In this monograph, unless otherwise stated, the term “filgrastim products” refers to filgrastim (the reference drug), filgrastim-sndz (the biosimilar), or both drugs. Biosynthetic (recombinant DNA origin) hematopoietic agents that principally affect the proliferation and differentiation of neutrophils within the bone marrow and possibly other sites (e.g., spleen). Exert same pharmacologic effects as endogenous granulocyte colony-stimulating factor (G-CSF). Filgrastim-sndz is biosimilar to filgrastim (Neupogen ).

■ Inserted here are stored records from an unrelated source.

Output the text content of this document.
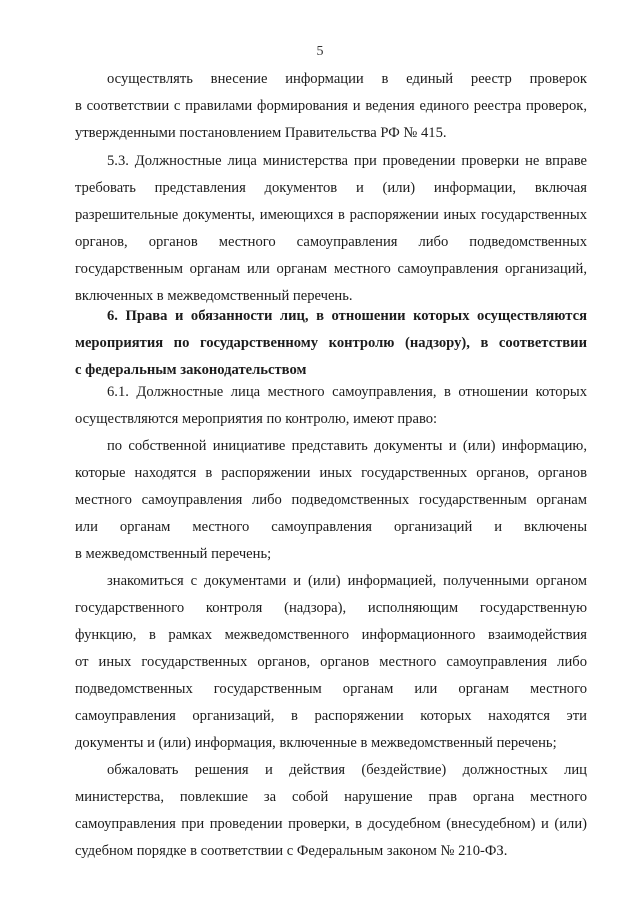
5
осуществлять внесение информации в единый реестр проверок
в соответствии с правилами формирования и ведения единого реестра проверок,
утвержденными постановлением Правительства РФ № 415.
5.3. Должностные лица министерства при проведении проверки не вправе
требовать представления документов и (или) информации, включая
разрешительные документы, имеющихся в распоряжении иных государственных
органов, органов местного самоуправления либо подведомственных
государственным органам или органам местного самоуправления организаций,
включенных в межведомственный перечень.
6. Права и обязанности лиц, в отношении которых осуществляются
мероприятия по государственному контролю (надзору), в соответствии
с федеральным законодательством
6.1. Должностные лица местного самоуправления, в отношении которых
осуществляются мероприятия по контролю, имеют право:
по собственной инициативе представить документы и (или) информацию,
которые находятся в распоряжении иных государственных органов, органов
местного самоуправления либо подведомственных государственным органам
или органам местного самоуправления организаций и включены
в межведомственный перечень;
знакомиться с документами и (или) информацией, полученными органом
государственного контроля (надзора), исполняющим государственную
функцию, в рамках межведомственного информационного взаимодействия
от иных государственных органов, органов местного самоуправления либо
подведомственных государственным органам или органам местного
самоуправления организаций, в распоряжении которых находятся эти
документы и (или) информация, включенные в межведомственный перечень;
обжаловать решения и действия (бездействие) должностных лиц
министерства, повлекшие за собой нарушение прав органа местного
самоуправления при проведении проверки, в досудебном (внесудебном) и (или)
судебном порядке в соответствии с Федеральным законом № 210-ФЗ.
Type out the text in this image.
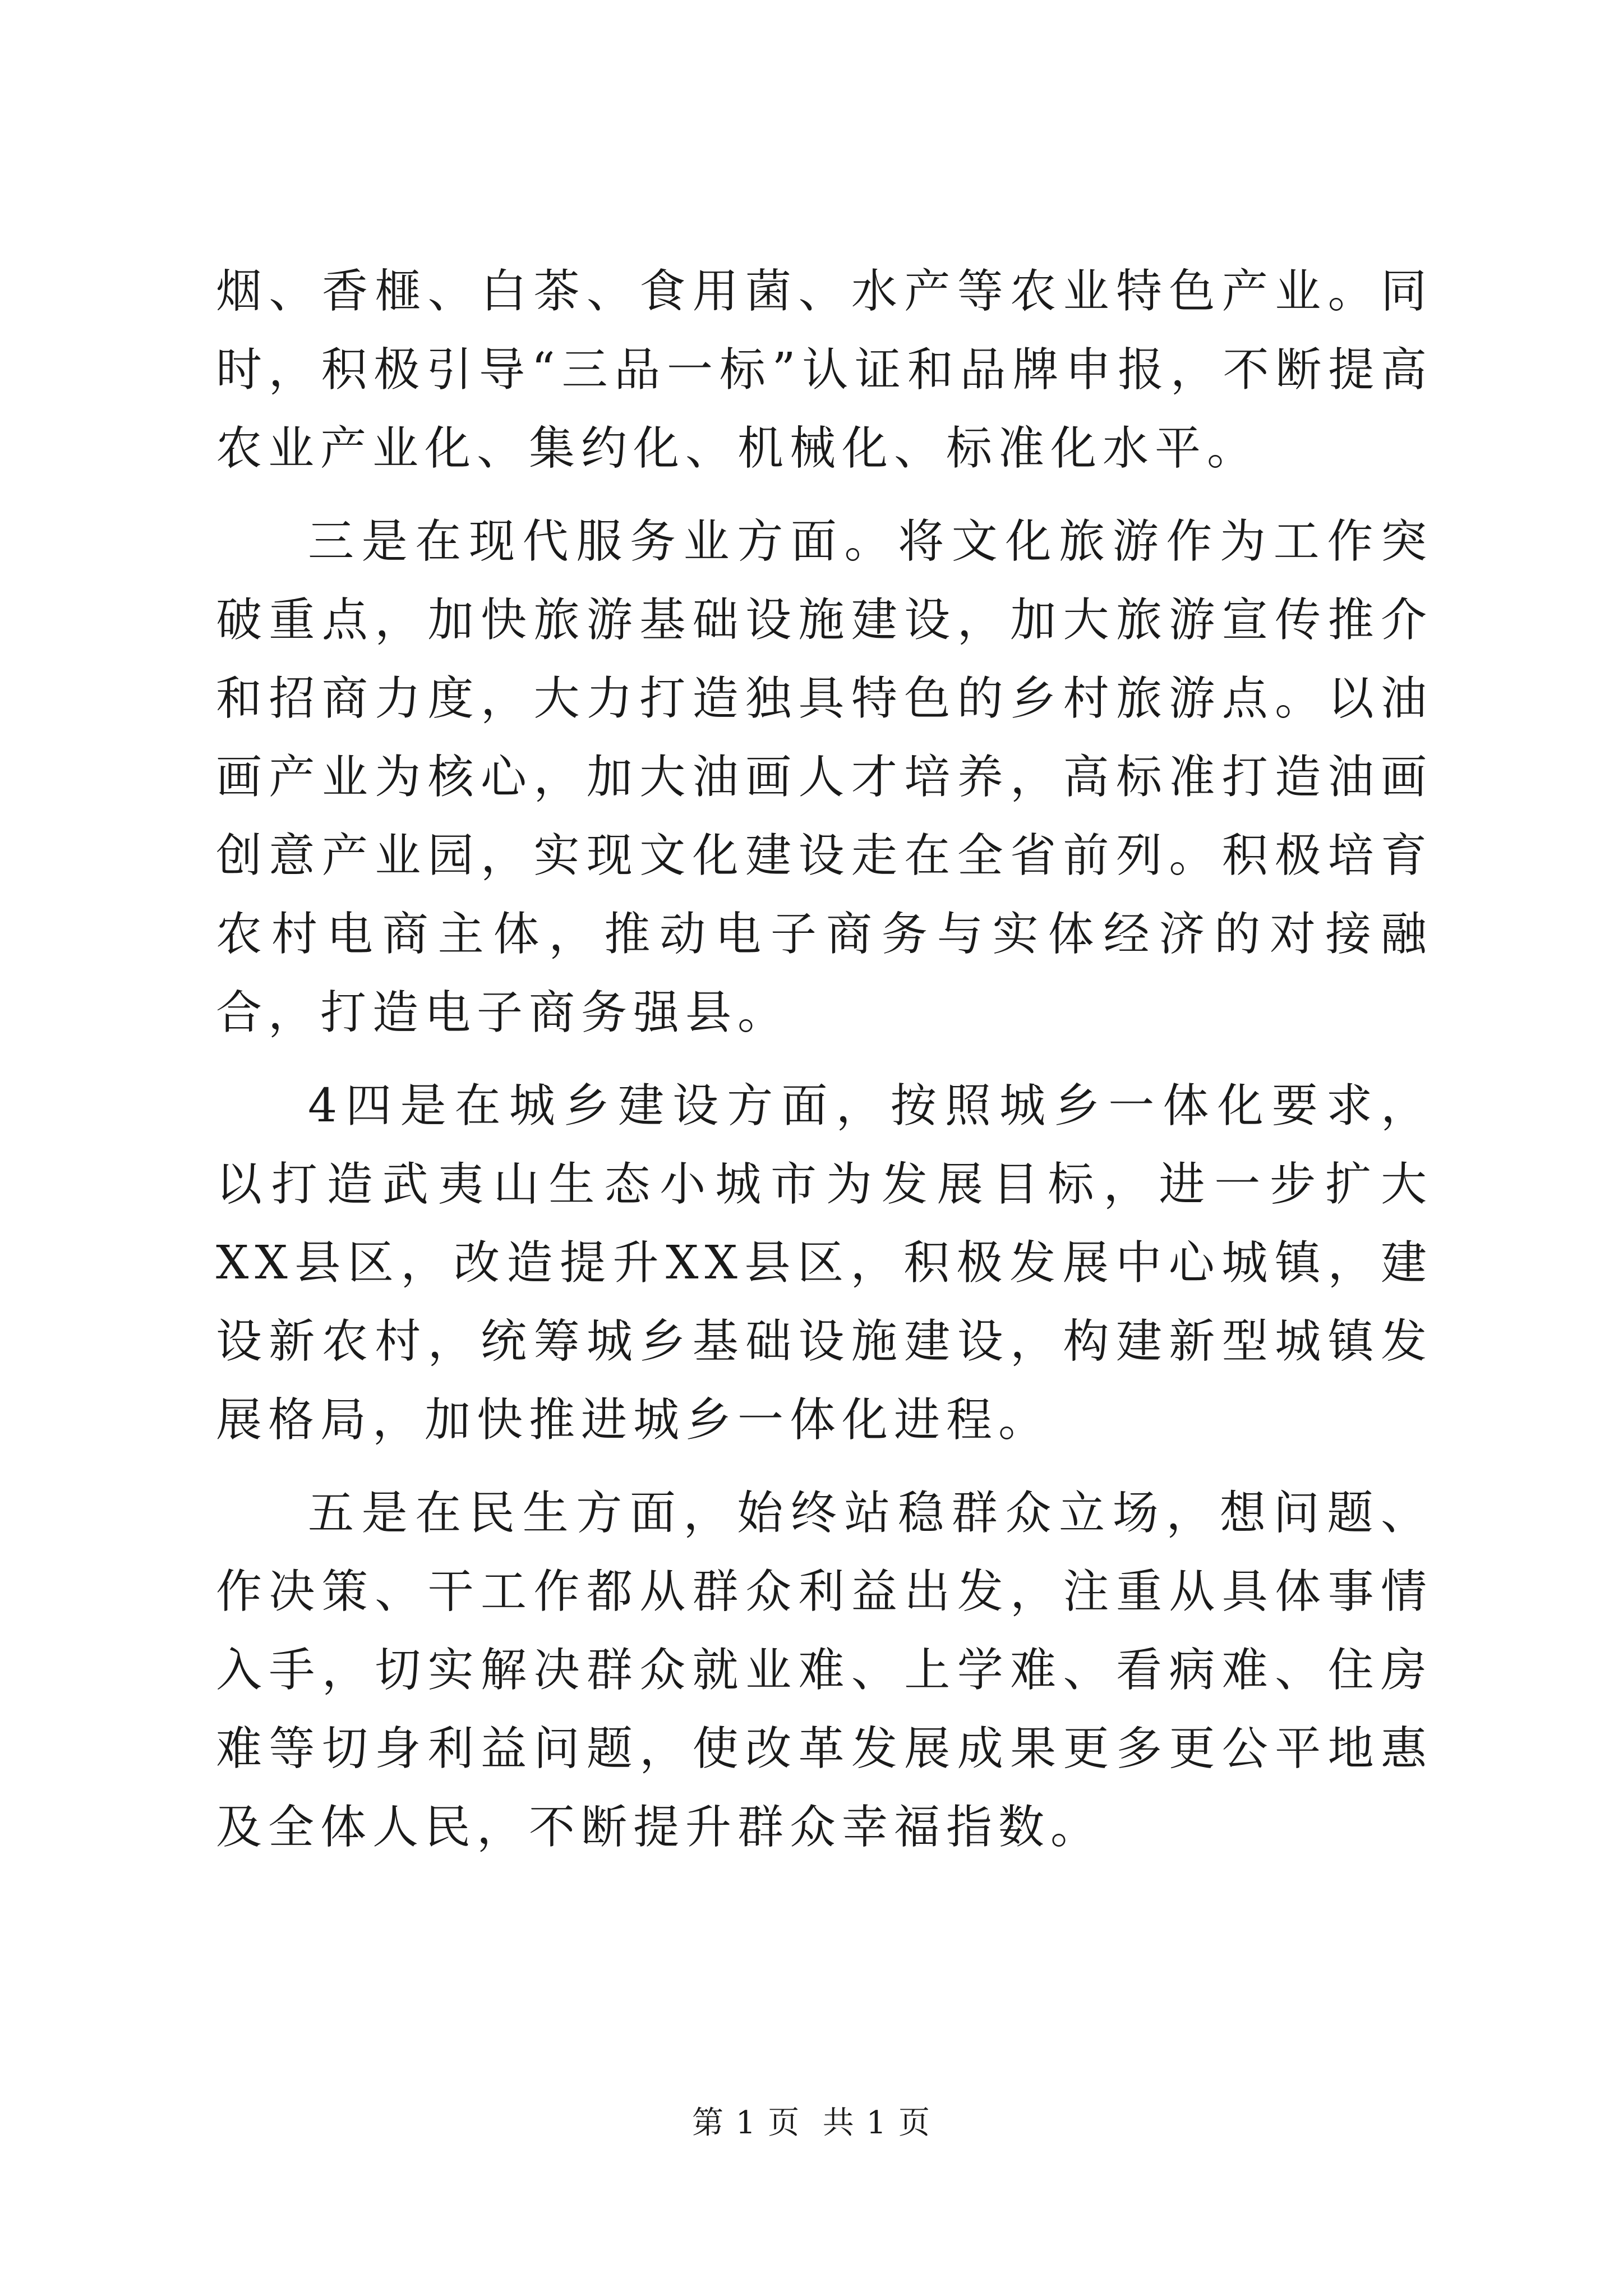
烟、香榧、白茶、食用菌、水产等农业特色产业。同时，积极引导“三品一标”认证和品牌申报，不断提高农业产业化、集约化、机械化、标准化水平。

三是在现代服务业方面。将文化旅游作为工作突破重点，加快旅游基础设施建设，加大旅游宣传推介和招商力度，大力打造独具特色的乡村旅游点。以油画产业为核心，加大油画人才培养，高标准打造油画创意产业园，实现文化建设走在全省前列。积极培育农村电商主体，推动电子商务与实体经济的对接融合，打造电子商务强县。

4四是在城乡建设方面，按照城乡一体化要求，以打造武夷山生态小城市为发展目标，进一步扩大XX县区，改造提升XX县区，积极发展中心城镇，建设新农村，统筹城乡基础设施建设，构建新型城镇发展格局，加快推进城乡一体化进程。

五是在民生方面，始终站稳群众立场，想问题、作决策、干工作都从群众利益出发，注重从具体事情入手，切实解决群众就业难、上学难、看病难、住房难等切身利益问题，使改革发展成果更多更公平地惠及全体人民，不断提升群众幸福指数。

第 1 页  共 1 页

A biosimilar is a biological that is highly similar to an FDA-licensed reference biological with the exception of minor differences in clinically inactive components and for which there are no clinically meaningful differences in safety, purity, or potency. Biosimilars are approved through an abbreviated licensure pathway that establishes biosimilarity between proposed biological and reference biological but does not independently establish safety and effectiveness of the proposed biological. Filgrastim-sndz is considered a therapeutic alternative to filgrastim; not interchangeable.

Conjugation of filgrastim with PEG results in delayed renal clearance (compared with filgrastim). Neutrophil receptor binding is an important factor in pegfilgrastim clearance. 1 Serum clearance is related to the number of circulating neutrophils; serum concentrations of the drug decline rapidly with resolution of neutropenia.

Filgrastim and tbo-filgrastim are structurally and pharmacologically similar and contain a related drug substance. Instruktazh po tehnike bezopasnosti v kabinete lfk. Tbo-filgrastim was licensed by FDA through a biologics license application (BLA), not as a biosimilar to filgrastim; at the time of tbo-filgrastim's submission for approval, FDA had not finalized a process for approving biosimilars. ASCO states that choice of a G-CSF (e.g., filgrastim, filgrastim-sndz, tbo-filgrastim) for the treatment of febrile neutropenia should be determined based upon convenience, cost, and the clinical situation. Uses for Filgrastim, Tbo-filgrastim Cancer Chemotherapy-induced Neutropenia (Filgrastim, Filgrastim-sndz, or Tbo-filgrastim) Management of cancer chemotherapy-induced neutropenia in patients with nonmyeloid malignancies receiving myelosuppressive antineoplastic therapies associated with a clinically important risk of febrile neutropenia; in clinical studies, filgrastim reduced risk of infectious complications (as manifested by febrile neutropenia) and tbo-filgrastim reduced duration of severe neutropenia. Based on demonstration of biosimilarity, no clinically meaningful differences considered to exist between filgrastim-sndz and filgrastim with respect to efficacy.

Current guidelines for the use of colony-stimulating factors (CSFs) in adults with solid tumors or nonmyeloid malignancies (e.g., lymphoma) recommend prophylaxis with CSFs based upon a patient's risk of developing febrile neutropenia following chemotherapy, taking into account the type of cancer, chemotherapy regimen, patient risk factors, and treatment intent. Prophylaxis recommended for adults with these malignancies who are at high risk of febrile neutropenia (> 20%) and can be considered for patients at intermediate risk (10–20%) if risk is due to patient risk factors and not the chemotherapy regimen. Prophylaxis is generally not recommended in patients with a low risk of febrile neutropenia (65 years of age, sepsis syndrome, ANC 10 days], pneumonia, invasive fungal infections or other clinically documented infections, hospitalization, prior episodes of febrile neutropenia). Leukemia (Filgrastim or Filgrastim-sndz) Reduction of the time to neutrophil recovery and the duration of fever following induction or consolidation cancer chemotherapy in adults with acute myeloid leukemia (AML); filgrastim designated an orphan drug by FDA for the reduction in duration of neutropenia, fever, antibiotic use, and hospitalization following induction and consolidation treatment for AML. Use of filgrastim in patients with acute leukemia has been controversial, since results of in vitro studies indicate that certain leukemic cell lines have receptors for G-CSF and that the survival, proliferation, and differentiation of the cells are supported by CSFs. Some experts state that use of filgrastim in the treatment of myeloid leukemia should be considered investigational and undertaken with caution. Some guidelines state use of CSFs may be considered in patients with AML during induction therapy for patients who are septic and have a life-threatening infection in an attempt to shorten the duration of neutropenia.